Forget everything you thought you knew about cooking fish at home! This Instant Pot Tuna Steak with Mushrooms recipe delivers a restaurant-quality meal with minimal effort. We’re talking perfectly cooked, flaky tuna steaks bathed in a luxuriously creamy and savory mushroom sauce. The pressure cooker locks in all the moisture and flavor, creating a dish that’s both elegant enough for a special occasion and simple enough for a busy weeknight. Get ready to impress!
Ingredients
• 2 large tuna steaks, about 8 oz (227g) each
• 2 cups (150g) mushrooms, sliced
• 2 cups (480ml) fish stock
• 1 large onion, finely chopped
• ½ cup (120ml) heavy cream
• ¼ cup (25g) Parmesan cheese, grated
• 4 tbsp (57g) butter
• 2 tbsp (30ml) olive oil
• 1 tsp dried marjoram
• 1 tsp sea salt
• 1 tsp white pepper, freshly ground
Instructions
1. Directions
2. Set your Instant Pot to the “Sauté” function. Once hot, add the butter to melt.
3. Add the finely chopped onion and sauté for 3-4 minutes until softened and translucent. Add the tuna steaks and sear for 2-3 minutes per side.
4. Pour in the fish stock and season with salt. Secure the lid, set the steam release handle to the “Sealing” position, and press the “Manual” or “Pressure Cook” button. Cook on high pressure for 5 minutes.
5. Once the timer finishes, perform a quick pressure release. Once the pin drops, open the lid. Gently remove the tuna steaks to a plate and cover to keep warm.
6. Press the “Sauté” button again. Bring the remaining stock to a simmer and allow it to reduce by about half, which should take 5-7 minutes.
7. Add the sliced mushrooms to the pot and cook for 7-8 minutes, stirring occasionally, until they have softened and released their liquid.
8. Stir in the salt, white pepper, dried marjoram, heavy cream, and grated Parmesan cheese until the cheese is melted and the sauce is smooth.
9. Return the tuna steaks to the pot, nestling them into the creamy sauce. Drizzle with olive oil.
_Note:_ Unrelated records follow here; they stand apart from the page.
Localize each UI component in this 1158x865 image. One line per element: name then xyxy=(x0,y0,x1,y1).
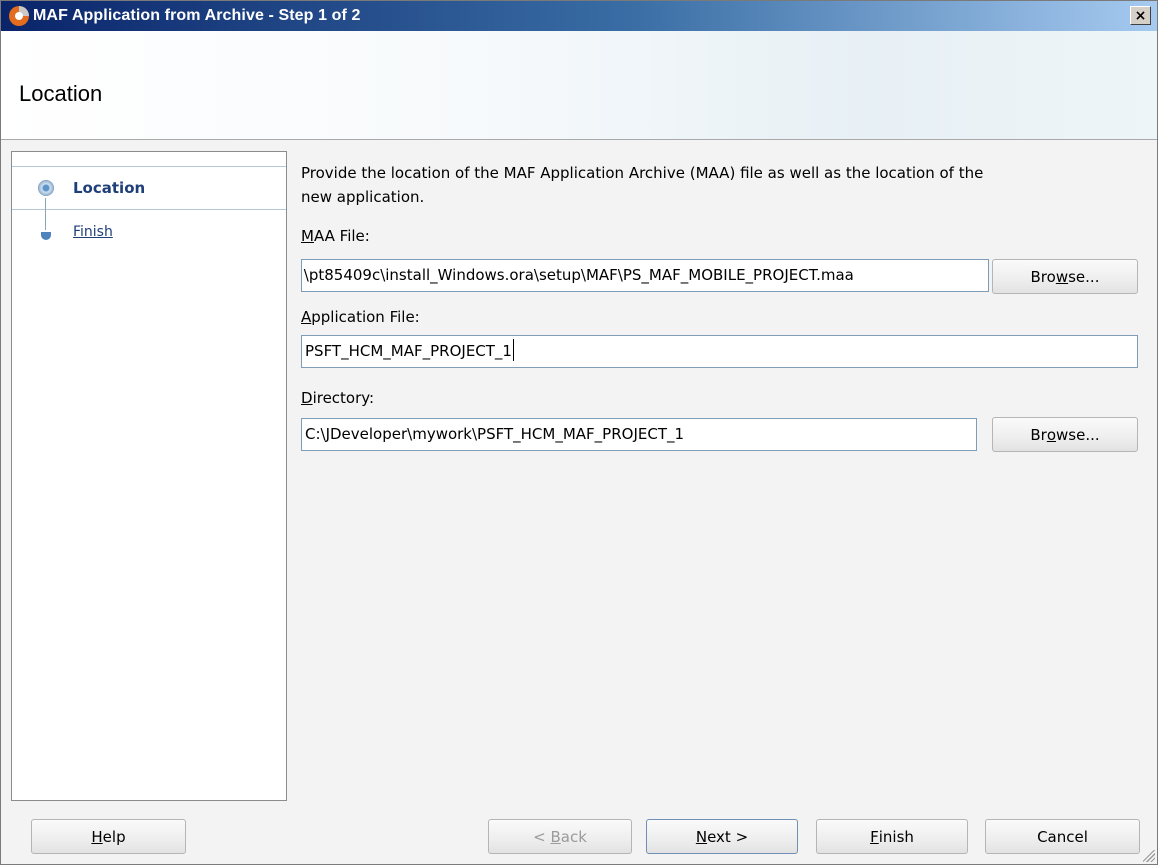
page-title: Location xyxy=(19,81,103,106)
jdeveloper-app-icon xyxy=(7,5,31,27)
maa-file-input[interactable]: ├ \pt85409c\install_Windows.ora\setup\MA… xyxy=(301,259,989,292)
maa-file-label: MAA File: xyxy=(301,227,370,245)
nav-item-finish[interactable]: Finish xyxy=(73,224,113,240)
nav-item-location[interactable]: Location xyxy=(73,179,145,197)
title-bar[interactable]: MAF Application from Archive - Step 1 of… xyxy=(1,1,1157,31)
window-title: MAF Application from Archive - Step 1 of… xyxy=(33,7,361,24)
help-button[interactable]: Help xyxy=(31,819,186,854)
current-step-icon xyxy=(38,180,54,196)
directory-label: Directory: xyxy=(301,389,375,407)
cancel-button[interactable]: Cancel xyxy=(985,819,1140,854)
close-icon: × xyxy=(1134,7,1147,24)
next-button[interactable]: Next > xyxy=(646,819,798,854)
content-panel: Provide the location of the MAF Applicat… xyxy=(289,151,1149,801)
directory-browse-button[interactable]: Br o wse... xyxy=(992,417,1138,452)
header-banner: Location xyxy=(1,31,1157,140)
text-caret xyxy=(512,339,514,361)
application-file-input[interactable]: PSFT_HCM_MAF_PROJECT_1 xyxy=(301,335,1138,368)
application-file-label: Application File: xyxy=(301,308,420,326)
back-button: < Back xyxy=(488,819,632,854)
dialog-window: MAF Application from Archive - Step 1 of… xyxy=(0,0,1158,865)
maa-browse-button[interactable]: Bro w se... xyxy=(992,259,1138,294)
instructions-text: Provide the location of the MAF Applicat… xyxy=(301,164,984,206)
close-button[interactable]: × xyxy=(1130,6,1151,25)
finish-button[interactable]: Finish xyxy=(816,819,968,854)
step-navigator: Location Finish xyxy=(11,151,287,801)
step-dot-icon xyxy=(41,232,51,240)
step-connector-line xyxy=(45,198,46,230)
directory-input[interactable]: C:\JDeveloper\mywork\PSFT_HCM_MAF_PROJEC… xyxy=(301,418,977,451)
resize-grip-icon[interactable] xyxy=(1143,850,1155,862)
10. Press “Cancel” to turn off the heat. Serve immediately, spooning the mushroom sauce over the steaks.
Nutritional Information
• Per Serving: Calories 470 | Total Fats 32.6g | Net Carbs: 3.9g | Protein: 39.1g | Fiber: 1.2g
Pro Tips
• For a better crust, pat the tuna steaks completely dry with a paper towel and ensure the pot is very hot before searing.
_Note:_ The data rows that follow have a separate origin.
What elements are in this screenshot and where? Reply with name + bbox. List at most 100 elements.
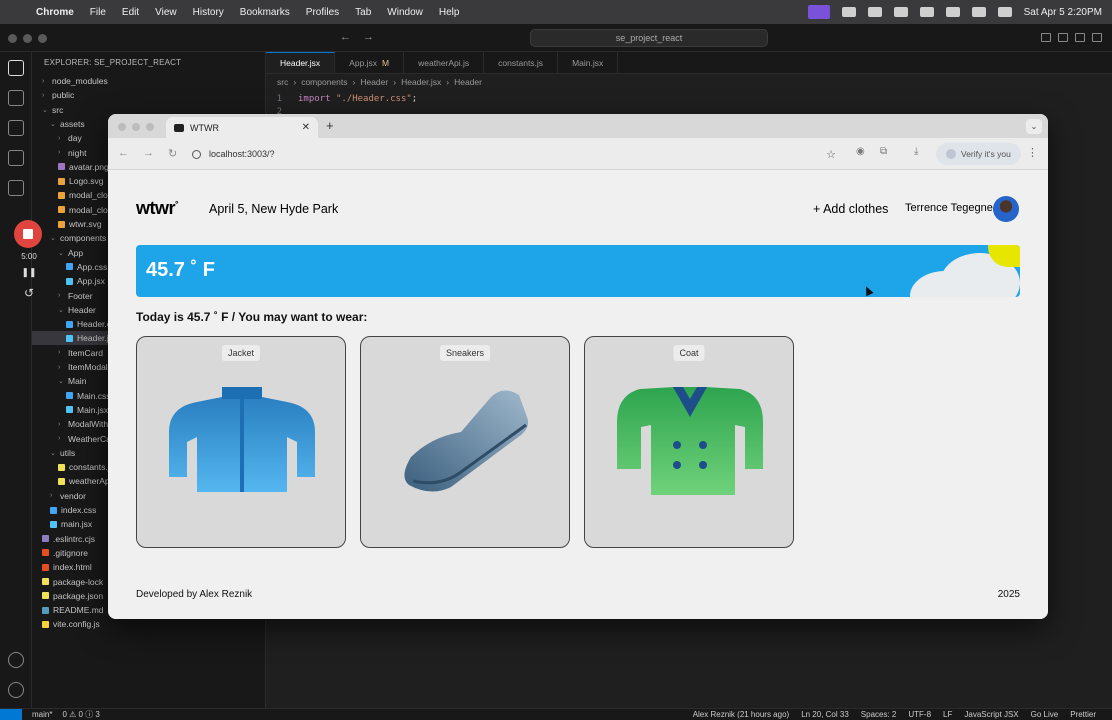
menubar-clock[interactable]: Sat Apr 5 2:20PM [1024,7,1102,18]
control-center-icon[interactable] [997,7,1012,17]
restart-icon[interactable]: ↺ [14,286,44,300]
tab-constants-js[interactable]: constants.js [484,52,559,73]
tab-search-icon[interactable]: ⌄ [1026,119,1042,134]
close-tab-icon[interactable]: ✕ [302,122,310,133]
new-tab-button[interactable]: + [326,118,334,133]
layout-controls [1041,33,1102,42]
address-bar[interactable]: localhost:3003/? ☆ [182,143,842,165]
tree-item-label: modal_clos [69,204,112,215]
encoding[interactable]: UTF-8 [908,710,931,719]
spotlight-icon[interactable] [971,7,986,17]
git-blame[interactable]: Alex Reznik (21 hours ago) [693,710,790,719]
layout-icon-2[interactable] [1058,33,1068,42]
menu-edit[interactable]: Edit [122,7,139,18]
menu-profiles[interactable]: Profiles [306,7,339,18]
line-endings[interactable]: LF [943,710,952,719]
menu-bookmarks[interactable]: Bookmarks [240,7,290,18]
tab-main-jsx[interactable]: Main.jsx [558,52,619,73]
screen-record-icon[interactable] [807,5,830,19]
file-type-icon [42,563,49,571]
go-live[interactable]: Go Live [1031,710,1059,719]
chrome-close-button[interactable] [118,123,126,131]
download-icon[interactable]: ⤓ [914,146,918,157]
remote-indicator[interactable] [0,708,22,720]
status-icon-2[interactable] [867,7,882,17]
prettier[interactable]: Prettier [1070,710,1096,719]
item-card-sneakers[interactable]: Sneakers [360,336,570,548]
tree-item-label: index.html [53,562,92,573]
breadcrumb-item[interactable]: src [277,77,288,87]
menu-view[interactable]: View [155,7,177,18]
apple-icon[interactable] [10,5,24,19]
tab-weatherapi-js[interactable]: weatherApi.js [404,52,485,73]
account-icon[interactable] [8,652,24,668]
back-arrow-icon[interactable]: ← [340,31,351,43]
problems-count[interactable]: 0 ⚠ 0 ⓘ 3 [62,709,99,720]
item-card-label: Jacket [221,345,261,361]
status-icon-3[interactable] [893,7,908,17]
breadcrumb-item[interactable]: Header [454,77,482,87]
explorer-icon[interactable] [8,60,24,76]
file-type-icon [58,163,65,171]
tree-item[interactable]: vite.config.js [32,617,265,631]
tab-app-jsx[interactable]: App.jsx M [335,52,405,73]
settings-gear-icon[interactable] [8,682,24,698]
zoom-window-button[interactable] [38,34,47,43]
tree-item[interactable]: › node_modules [32,74,265,88]
wtwr-logo[interactable]: wtwr° [136,198,179,219]
add-clothes-button[interactable]: + Add clothes [813,202,888,216]
menu-tab[interactable]: Tab [355,7,371,18]
breadcrumb-item[interactable]: components [301,77,347,87]
item-card-coat[interactable]: Coat [584,336,794,548]
forward-icon[interactable]: → [143,147,154,160]
pause-icon[interactable]: ❚❚ [14,267,44,278]
language-mode[interactable]: JavaScript JSX [964,710,1018,719]
run-debug-icon[interactable] [8,150,24,166]
extensions-icon[interactable] [8,180,24,196]
menu-app-name[interactable]: Chrome [36,7,74,18]
verify-identity-button[interactable]: Verify it's you [936,143,1021,165]
menu-file[interactable]: File [90,7,106,18]
command-center[interactable]: se_project_react [530,29,768,47]
chrome-zoom-button[interactable] [146,123,154,131]
search-icon[interactable] [8,90,24,106]
stop-recording-button[interactable] [14,220,42,248]
forward-arrow-icon[interactable]: → [363,31,374,43]
tree-item-label: App.css [77,261,108,272]
layout-icon-3[interactable] [1075,33,1085,42]
browser-tab[interactable]: WTWR ✕ [166,117,318,138]
breadcrumb-item[interactable]: Header.jsx [401,77,441,87]
breadcrumb-sep: › [446,77,450,87]
menu-window[interactable]: Window [387,7,423,18]
tree-item[interactable]: › public [32,88,265,102]
close-window-button[interactable] [8,34,17,43]
file-type-icon [42,549,49,557]
layout-icon-1[interactable] [1041,33,1051,42]
extension-icon[interactable]: ◉ [856,146,865,157]
breadcrumb-item[interactable]: Header [360,77,388,87]
site-info-icon[interactable] [192,149,201,159]
tab-header-jsx[interactable]: Header.jsx [266,52,336,73]
source-control-icon[interactable] [8,120,24,136]
code-line[interactable]: 1 import "./Header.css"; [266,94,418,104]
chrome-menu-icon[interactable]: ⋮ [1027,146,1038,159]
minimize-window-button[interactable] [23,34,32,43]
menu-help[interactable]: Help [439,7,460,18]
reload-icon[interactable]: ↻ [168,147,177,160]
status-icon-1[interactable] [841,7,856,17]
back-icon[interactable]: ← [118,147,129,160]
chrome-minimize-button[interactable] [132,123,140,131]
cursor-position[interactable]: Ln 20, Col 33 [801,710,849,719]
tree-item-label: avatar.png [69,161,109,172]
wifi-icon[interactable] [945,7,960,17]
tree-item-label: ItemCard [68,347,103,358]
layout-icon-4[interactable] [1092,33,1102,42]
indentation[interactable]: Spaces: 2 [861,710,897,719]
bookmark-star-icon[interactable]: ☆ [826,148,836,161]
extensions-puzzle-icon[interactable]: ⧉ [880,146,887,157]
file-type-icon [58,206,65,214]
git-branch[interactable]: main* [32,710,52,719]
battery-icon[interactable] [919,7,934,17]
item-card-jacket[interactable]: Jacket [136,336,346,548]
menu-history[interactable]: History [193,7,224,18]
• Use a mix of mushrooms like cremini, shiitake, and oyster for a deeper, more complex flavor in your sauce.
• If the sauce is too thin, mix 1 tsp of cornstarch with 1 tbsp of cold water and whisk it into the simmering sauce until thickened.
FAQ
Q: How long do you pressure cook tuna steaks
A: For this recipe, the tuna steaks are cooked on high pressure for just 5 minutes, followed by a quick pressure release. This short cooking time is key to keeping the fish moist and flaky.
Q: Can I use different types of mushrooms
A: Absolutely! While any sliced mushrooms will work, you can create a more complex and deeper flavor by using a mix of cremini, shiitake, and oyster mushrooms as suggested in the pro tips.
Q: What if my mushroom sauce is too thin
A: If your sauce isn’t as thick as you’d like, you can easily fix it. Mix 1 teaspoon of cornstarch with 1 tablespoon of cold water to make a slurry, then whisk it into the simmering sauce until it thickens.
Q: Can I use frozen tuna steaks for this recipe
A: For the best results and a perfect sear, it is highly recommended to thaw your tuna steaks completely before cooking. Patting the thawed steaks dry with a paper towel is crucial for getting a good crust.